At university, Bryan studied computer science and learned C programming. His first job out of school was as an IBM Mainframe Assembly programmer, where he was tasked with writing middleware between Windows NT 3.5 and CICS for a major customer. From there, he moved into implementing specialized file system kernel drivers for Windows, with occasional kernel extensions for Mac as well. Bryan eventually branched out into other programming areas to enable remote work, but has always loved working at the system level.
While his work has almost exclusively been on proprietary products, the Developer U program offers him the chance to contribute to a systems-level open-source project alongside his operations responsibilities. "It's an opportunity to get back to the low-level systems programming - complex internals, memory management, filesystems, and platform-specific implementations - and do it in the open, contributing to something that millions depend on!"
The complexity and elegance of PostgreSQL's architecture excites Bryan. "I'm energized by Windows-specific work since it's an area that needs dedicated attention, and my kernel-level experience from my file system driver days directly applies. Working on a system this sophisticated at such a low level, but in an open-source context, is precisely what I've been wanting to do."
Contributing to PostgreSQL
PostgreSQL represents Bryan’s first significant open-source contribution. After decades of proprietary systems work, he views this as his opportunity to finally give back to the community and work in the open. Coming from that world, the level of openness and thoroughness in the review process was striking.
"Every patch gets deep scrutiny from multiple perspectives, and the commitment to stability, backward compatibility, and cross-platform support means changes require extensive testing and discussion. The Windows-specific work revealed how many subtle platform differences can affect database behavior - issues you might never encounter in proprietary, single-platform development. I also didn't fully appreciate how much institutional knowledge and context go into every decision. The community's patience in explaining the why behind design choices has been invaluable."
Bryan is active on the pgsql-hackers mailing list, submitting patches and participating in technical discussions. "I have had a few simple patches committed, a couple politely rejected, and a few currently submitted and under review." Highlighting some of Bryan’s committed work, he contributed a fix for a fragile walreceiver test, fixed incorrect fprintf usage in log_error frontend path, and found a solution for POSIX compliance in pgwin32_unsetenv.

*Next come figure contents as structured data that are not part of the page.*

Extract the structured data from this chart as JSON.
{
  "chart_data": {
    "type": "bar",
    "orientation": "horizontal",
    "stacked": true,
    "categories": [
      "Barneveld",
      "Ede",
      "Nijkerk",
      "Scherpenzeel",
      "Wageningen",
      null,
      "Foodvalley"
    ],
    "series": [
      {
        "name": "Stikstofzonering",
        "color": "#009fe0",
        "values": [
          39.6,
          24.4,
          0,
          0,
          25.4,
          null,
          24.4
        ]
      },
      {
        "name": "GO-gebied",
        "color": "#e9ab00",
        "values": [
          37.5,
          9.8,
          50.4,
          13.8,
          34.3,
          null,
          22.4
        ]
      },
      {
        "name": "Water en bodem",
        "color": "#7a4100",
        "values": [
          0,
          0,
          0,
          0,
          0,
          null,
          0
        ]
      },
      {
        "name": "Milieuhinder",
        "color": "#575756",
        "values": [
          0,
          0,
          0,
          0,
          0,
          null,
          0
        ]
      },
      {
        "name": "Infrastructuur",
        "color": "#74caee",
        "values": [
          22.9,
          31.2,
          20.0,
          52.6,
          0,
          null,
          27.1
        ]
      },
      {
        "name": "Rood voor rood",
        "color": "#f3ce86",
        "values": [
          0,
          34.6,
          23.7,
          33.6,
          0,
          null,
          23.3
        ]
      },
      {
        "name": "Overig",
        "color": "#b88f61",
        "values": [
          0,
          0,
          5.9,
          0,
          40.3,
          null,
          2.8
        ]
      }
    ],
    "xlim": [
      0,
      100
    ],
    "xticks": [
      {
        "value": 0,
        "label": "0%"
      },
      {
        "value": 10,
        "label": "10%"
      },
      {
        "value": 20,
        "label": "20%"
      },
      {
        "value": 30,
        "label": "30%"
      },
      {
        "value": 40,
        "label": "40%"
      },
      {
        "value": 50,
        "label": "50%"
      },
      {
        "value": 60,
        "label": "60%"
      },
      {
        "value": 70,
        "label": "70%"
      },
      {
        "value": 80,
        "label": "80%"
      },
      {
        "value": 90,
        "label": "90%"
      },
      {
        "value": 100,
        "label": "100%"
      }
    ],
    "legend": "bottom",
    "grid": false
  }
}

For the patches Bryan has in flight, just search the hackers mailinglist.
What’s next?
Having worked on file systems and kernel drivers, Bryan is particularly interested in performance optimizations and low-level architectural improvements. He’s also looking forward to learning from the community's collaborative process and understanding how design decisions are made for a project of this scale and maturity. "Most of all, I'm excited that Developer U allows me to get back to the systems programming I love."